Manon Cornellier , Robert Dutrisac   13 septembre 2004 
Ottawa — C'est avec davantage de questions que de réponses sur l'offre de financement d'Ottawa pour la santé que les premiers ministres provinciaux sont arrivés hier à Ottawa pour leur conférence fédérale-provinciale de trois jours et pour un dîner organisé à la dernière minute, et à leur demande, par le premier ministre Paul Martin.

Moins de 24 heures avant le début de la conférence télévisée, les premiers ministres provinciaux se plaignaient toujours de la confusion entourant les propositions d'Ottawa et de l'important fossé séparant cette offre, non seulement des demandes des provinces, mais du coût réel des promesses faites par le premier ministre Paul Martin durant la dernière campagne électorale fédérale.

«Il faudrait qu'Ottawa démêle ses propres chiffres pour commencer parce que les chiffres qu'on nous a donnés [samedi], les chiffres qui ont été donnés [hier] et une deuxième et troisième fois, sont des chiffres qui bougent. [...] Ça me dit que la partie fédérale n'est pas fixée encore sur ses positions parce que les chiffres bougent et tous les premiers ministres ont constaté la même chose», a déclaré le premier ministre Jean Charest à la sortie de sa rencontre avec ses homologues provinciaux.

«Le problème est, il me semble, qu’à chaque heure, les calculs changent. Un des défis que nous avons est que le gouvernement fédéral n’a pas pu préciser ses propositions jusqu’à présent. C’est clair, pour nous, ce que nous avons entendu de la [bouche] de M. Martin mais lorsque ça passe par la voie des fonctionnaires, ça semble changer. Il y a un travail de préparation qui manque», a indiqué le premier ministre du Nouveau-Brunswick, Bernard Lord.

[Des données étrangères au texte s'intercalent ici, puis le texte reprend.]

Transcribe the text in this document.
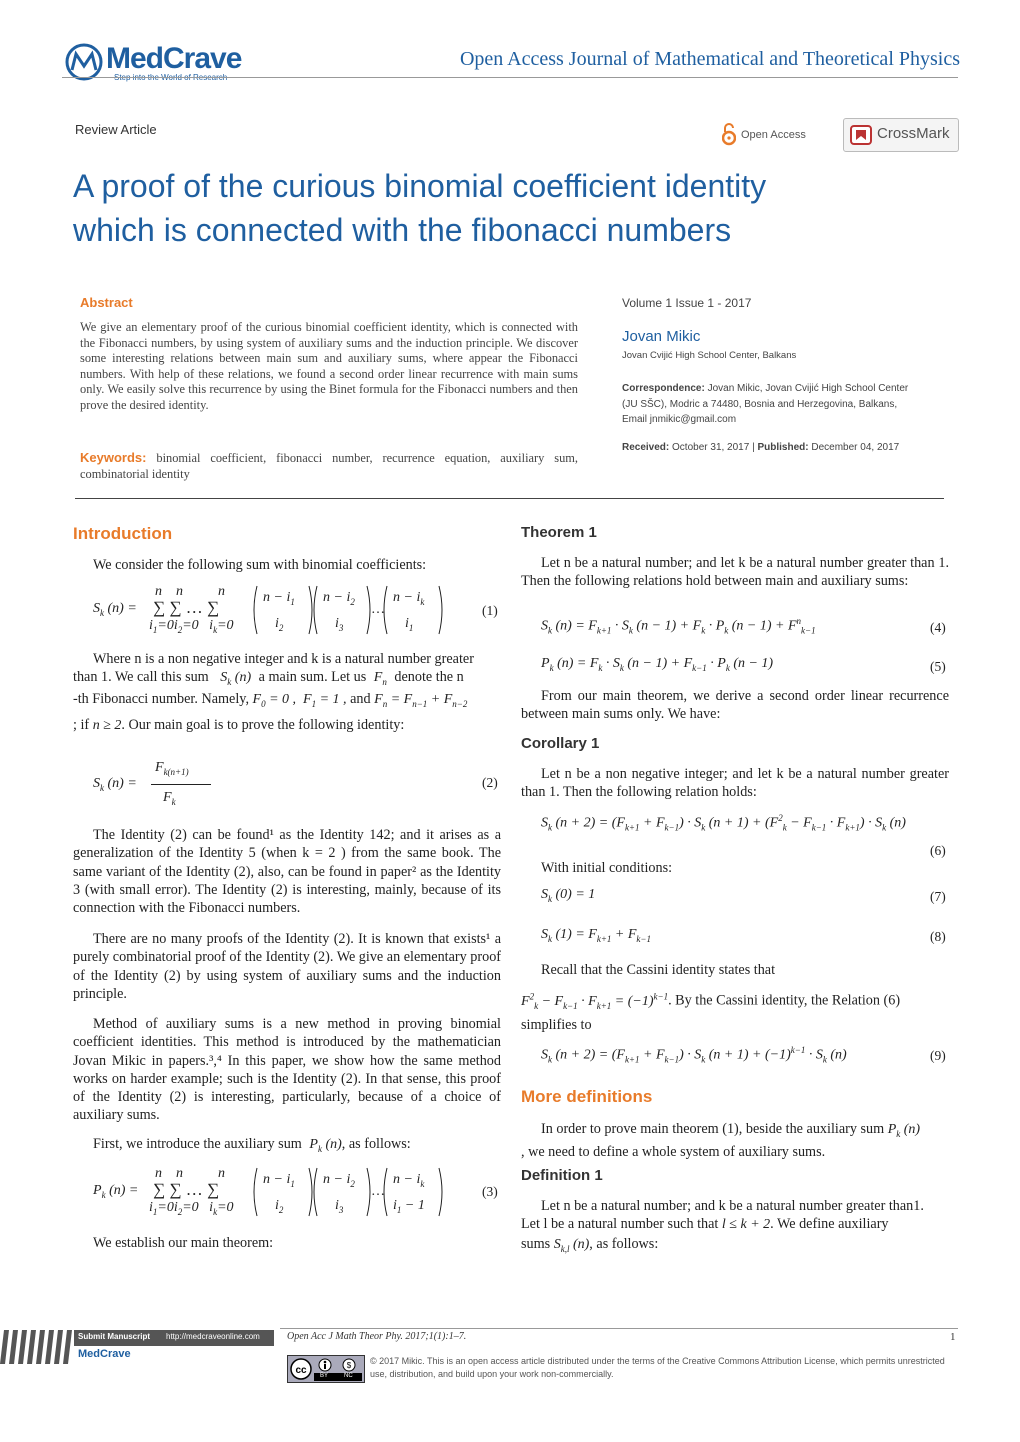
MedCrave	Open Access Journal of Mathematical and Theoretical Physics
Review Article	Open Access	CrossMark
A proof of the curious binomial coefficient identity
which is connected with the fibonacci numbers
Abstract
We give an elementary proof of the curious binomial coefficient identity, which is connected with the Fibonacci numbers, by using system of auxiliary sums and the induction principle. We discover some interesting relations between main sum and auxiliary sums, where appear the Fibonacci numbers. With help of these relations, we found a second order linear recurrence with main sums only. We easily solve this recurrence by using the Binet formula for the Fibonacci numbers and then prove the desired identity.
Keywords: binomial coefficient, fibonacci number, recurrence equation, auxiliary sum, combinatorial identity
Volume 1 Issue 1 - 2017
Jovan Mikic
Jovan Cvijić High School Center, Balkans
Correspondence: Jovan Mikic, Jovan Cvijić High School Center (JU SŠC), Modric a 74480, Bosnia and Herzegovina, Balkans, Email jnmikic@gmail.com
Received: October 31, 2017 | Published: December 04, 2017
Introduction
We consider the following sum with binomial coefficients:
$S_k$ (n) =
n    n          n
∑ ∑ … ∑
$i_1=0i_2=0$   $i_k=0$
$n - i_1$
$i_2$
$n - i_2$
$i_3$
…
$n - i_k$
$i_1$
(1)
Where n is a non negative integer and k is a natural number greater
than 1. We call this sum $S_k$ (n) a main sum. Let us $F_n$ denote the n
-th Fibonacci number. Namely, $F_0 = 0$ ,  $F_1 = 1$ , and $F_n = F_{n-1} + F_{n-2}$
; if n ≥ 2. Our main goal is to prove the following identity:
$F_{k(n+1)}$
$S_k$ (n) =
$F_k$
(2)
The Identity (2) can be found¹ as the Identity 142; and it arises as a generalization of the Identity 5 (when k = 2 ) from the same book. The same variant of the Identity (2), also, can be found in paper² as the Identity 3 (with small error). The Identity (2) is interesting, mainly, because of its connection with the Fibonacci numbers.
There are no many proofs of the Identity (2). It is known that exists¹ a purely combinatorial proof of the Identity (2). We give an elementary proof of the Identity (2) by using system of auxiliary sums and the induction principle.
Method of auxiliary sums is a new method in proving binomial coefficient identities. This method is introduced by the mathematician Jovan Mikic in papers.³,⁴ In this paper, we show how the same method works on harder example; such is the Identity (2). In that sense, this proof of the Identity (2) is interesting, particularly, because of a choice of auxiliary sums.
First, we introduce the auxiliary sum $P_k$ (n), as follows:
$P_k$ (n) =
n    n          n
∑ ∑ … ∑
$i_1=0i_2=0$   $i_k=0$
$n - i_1$
$i_2$
$n - i_2$
$i_3$
…
$n - i_k$
$i_1 - 1$
(3)
We establish our main theorem:
Theorem 1
Let n be a natural number; and let k be a natural number greater than 1. Then the following relations hold between main and auxiliary sums:
$S_k$ $(n) = F_{k+1} \cdot S_k$ $(n - 1) + F_k \cdot P_k$ $(n - 1) + F^n_{k-1}$	(4)
$P_k$ $(n) = F_k \cdot S_k$ $(n - 1) + F_{k-1} \cdot P_k$ (n − 1)	(5)
From our main theorem, we derive a second order linear recurrence between main sums only. We have:
Corollary 1
Let n be a non negative integer; and let k be a natural number greater than 1. Then the following relation holds:
$S_k$ $(n + 2) = (F_{k+1} + F_{k-1}) \cdot S_k$ $(n + 1) + (F^2_k - F_{k-1} \cdot F_{k+1}) \cdot S_k$ (n)
(6)
With initial conditions:
$S_k$ (0) = 1	(7)
$S_k$ $(1) = F_{k+1} + F_{k-1}$	(8)
Recall that the Cassini identity states that
$F^2_k - F_{k-1} \cdot F_{k+1} = (-1)^{k-1}$. By the Cassini identity, the Relation (6)
simplifies to
$S_k$ $(n + 2) = (F_{k+1} + F_{k-1}) \cdot S_k$ $(n + 1) + (-1)^{k-1} \cdot S_k$ (n)	(9)
More definitions
In order to prove main theorem (1), beside the auxiliary sum $P_k$ (n)
, we need to define a whole system of auxiliary sums.
Definition 1
Let n be a natural number; and k be a natural number greater than1.
Let l be a natural number such that l ≤ k + 2. We define auxiliary
sums $S_{k,l}$ (n), as follows:
Submit Manuscript http://medcraveonline.com
MedCrave
Open Acc J Math Theor Phy. 2017;1(1):1–7.	1
cc	$
BY	NC
© 2017 Mikic. This is an open access article distributed under the terms of the Creative Commons Attribution License, which permits unrestricted use, distribution, and build upon your work non-commercially.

Son collègue de la Colombie-Britannique, Gordon Campbell, a relevé lui aussi cet écart entre les propositions mises de l’avant par «le leadership politique» et celles défendues par les fonctionnaires fédéraux.

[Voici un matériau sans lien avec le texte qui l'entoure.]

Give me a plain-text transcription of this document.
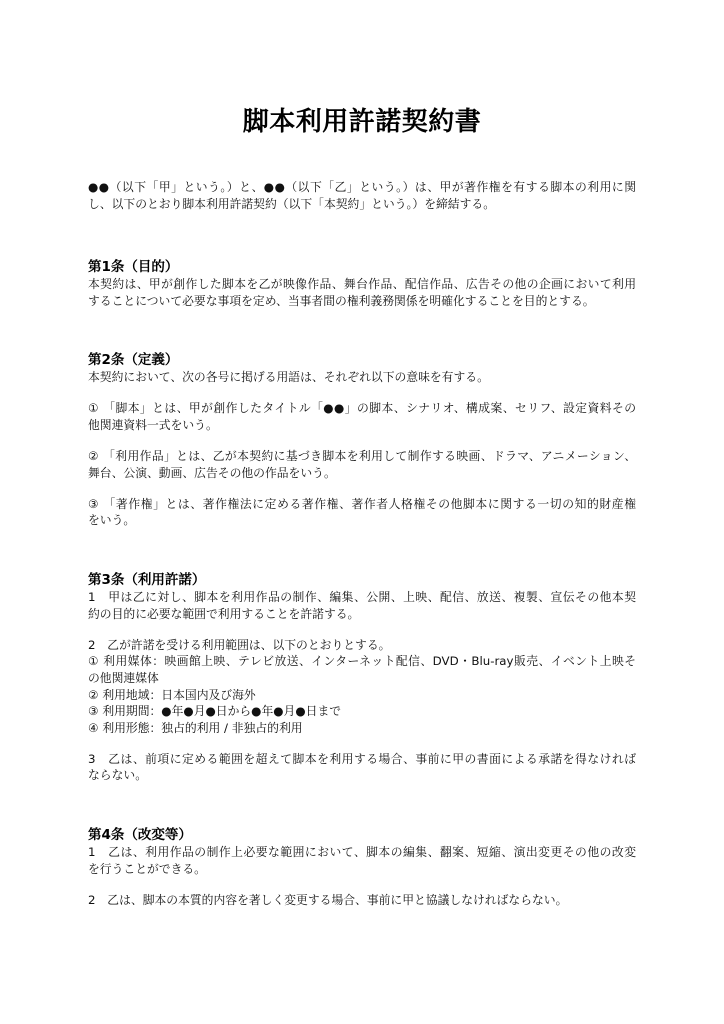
脚本利用許諾契約書
●●（以下「甲」という。）と、●●（以下「乙」という。）は、甲が著作権を有する脚本の利用に関
し、以下のとおり脚本利用許諾契約（以下「本契約」という。）を締結する。
第1条（目的）
本契約は、甲が創作した脚本を乙が映像作品、舞台作品、配信作品、広告その他の企画において利用
することについて必要な事項を定め、当事者間の権利義務関係を明確化することを目的とする。
第2条（定義）
本契約において、次の各号に掲げる用語は、それぞれ以下の意味を有する。
① 「脚本」とは、甲が創作したタイトル「●●」の脚本、シナリオ、構成案、セリフ、設定資料その
他関連資料一式をいう。
② 「利用作品」とは、乙が本契約に基づき脚本を利用して制作する映画、ドラマ、アニメーション、
舞台、公演、動画、広告その他の作品をいう。
③ 「著作権」とは、著作権法に定める著作権、著作者人格権その他脚本に関する一切の知的財産権
をいう。
第3条（利用許諾）
1　甲は乙に対し、脚本を利用作品の制作、編集、公開、上映、配信、放送、複製、宣伝その他本契
約の目的に必要な範囲で利用することを許諾する。
2　乙が許諾を受ける利用範囲は、以下のとおりとする。
① 利用媒体：映画館上映、テレビ放送、インターネット配信、DVD・Blu-ray販売、イベント上映そ
の他関連媒体
② 利用地域：日本国内及び海外
③ 利用期間：●年●月●日から●年●月●日まで
④ 利用形態：独占的利用 / 非独占的利用
3　乙は、前項に定める範囲を超えて脚本を利用する場合、事前に甲の書面による承諾を得なければ
ならない。
第4条（改変等）
1　乙は、利用作品の制作上必要な範囲において、脚本の編集、翻案、短縮、演出変更その他の改変
を行うことができる。
2　乙は、脚本の本質的内容を著しく変更する場合、事前に甲と協議しなければならない。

Malgré cela, plusieurs disaient percevoir une amélioration du côté fédéral et certains, comme M. Lord, disaient être «prudemment optimistes». Jean Charest, quant à lui, ne s’attend pas en trois jours à régler définitivement l’ensemble du dossier de la santé mais il croit possible que des progrès se fassent sur le plan du financement. «Je suis venu ici pour réussir la conférence», a-t-il dit. Un seul, l’Albertain Ralph Klein — qui n’assistera pas aux deux derniers jours de la rencontre — a carrément dit «que rien ne sera signé».
Au cours d’un briefing technique, hier soir, les fonctionnaires fédéraux se sont défendus d’avoir alimenté la confusion. Cette présumée confusion s’expliquerait, selon eux, de diverses manières. «Il y a plusieurs réponses à cela. Je choisirai la plus polie : c’est très complexe», a rétorqué un conseiller de Paul Martin.

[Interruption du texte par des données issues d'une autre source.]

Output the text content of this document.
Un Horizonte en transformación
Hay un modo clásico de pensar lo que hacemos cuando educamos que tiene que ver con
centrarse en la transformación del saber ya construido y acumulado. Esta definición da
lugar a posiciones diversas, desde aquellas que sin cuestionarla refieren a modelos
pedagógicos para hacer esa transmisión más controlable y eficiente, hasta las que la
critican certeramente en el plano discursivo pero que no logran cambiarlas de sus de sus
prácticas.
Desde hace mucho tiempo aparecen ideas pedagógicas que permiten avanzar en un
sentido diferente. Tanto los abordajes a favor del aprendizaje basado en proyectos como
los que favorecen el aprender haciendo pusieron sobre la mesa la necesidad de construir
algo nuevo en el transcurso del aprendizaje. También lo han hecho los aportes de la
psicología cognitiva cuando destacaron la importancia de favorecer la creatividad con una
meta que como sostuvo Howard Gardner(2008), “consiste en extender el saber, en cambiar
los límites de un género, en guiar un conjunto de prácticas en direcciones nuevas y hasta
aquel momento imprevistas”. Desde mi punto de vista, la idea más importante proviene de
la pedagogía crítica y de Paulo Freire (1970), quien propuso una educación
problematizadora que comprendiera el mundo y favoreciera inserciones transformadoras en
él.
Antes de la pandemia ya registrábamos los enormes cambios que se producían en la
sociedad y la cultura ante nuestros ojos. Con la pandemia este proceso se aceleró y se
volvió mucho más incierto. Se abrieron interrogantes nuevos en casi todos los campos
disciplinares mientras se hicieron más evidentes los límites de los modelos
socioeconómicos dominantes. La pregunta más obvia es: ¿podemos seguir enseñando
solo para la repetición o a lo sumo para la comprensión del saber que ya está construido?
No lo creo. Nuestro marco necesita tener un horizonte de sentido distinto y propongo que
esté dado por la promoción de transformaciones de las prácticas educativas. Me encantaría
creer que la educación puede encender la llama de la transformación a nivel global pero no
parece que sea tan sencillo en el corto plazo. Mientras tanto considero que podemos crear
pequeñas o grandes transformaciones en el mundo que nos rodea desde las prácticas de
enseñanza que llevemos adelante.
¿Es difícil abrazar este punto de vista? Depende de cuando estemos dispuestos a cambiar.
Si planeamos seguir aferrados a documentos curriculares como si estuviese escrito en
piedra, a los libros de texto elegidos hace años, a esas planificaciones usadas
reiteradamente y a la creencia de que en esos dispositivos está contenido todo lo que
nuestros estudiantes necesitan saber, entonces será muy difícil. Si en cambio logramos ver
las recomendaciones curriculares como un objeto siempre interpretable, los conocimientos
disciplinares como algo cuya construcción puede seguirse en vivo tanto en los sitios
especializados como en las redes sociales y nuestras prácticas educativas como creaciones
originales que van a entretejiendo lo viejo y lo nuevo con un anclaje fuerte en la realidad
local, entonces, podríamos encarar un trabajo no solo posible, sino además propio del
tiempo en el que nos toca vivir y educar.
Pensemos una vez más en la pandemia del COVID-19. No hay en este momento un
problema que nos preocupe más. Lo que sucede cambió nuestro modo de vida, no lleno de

Il en a d’ailleurs profité pour donner un aperçu de l’offre — mais aucun chiffre — que M. Martin a transmise verbalement à ses homologues samedi.
Cette offre comprendrait : l’accroissement «substantiel» du financement de base pour la santé, l’application subséquente d’une clause d’indexation et le plus grand changement de la formule de calcul de la péréquation depuis la création de ce programme. L’accord porterait sur une période de dix ans et non pas de cinq ans. De plus, les versements de péréquation ne pourraient être réduits en dessous d’un seuil plancher.
Les négociations auront véritablement lieu devant les caméras, a-t-on soutenu, et l’exercice en sera un de «télé-réalité».
Jusqu’à récemment, l’offre fédérale prévoyait aussi la création de fonds ciblés dotés d’un financement à court terme conditionnel à l’adoption d’objectifs communs à tous les gouvernements. Leur sort n’est plus très clair mais on n’abandonne pas l’idée.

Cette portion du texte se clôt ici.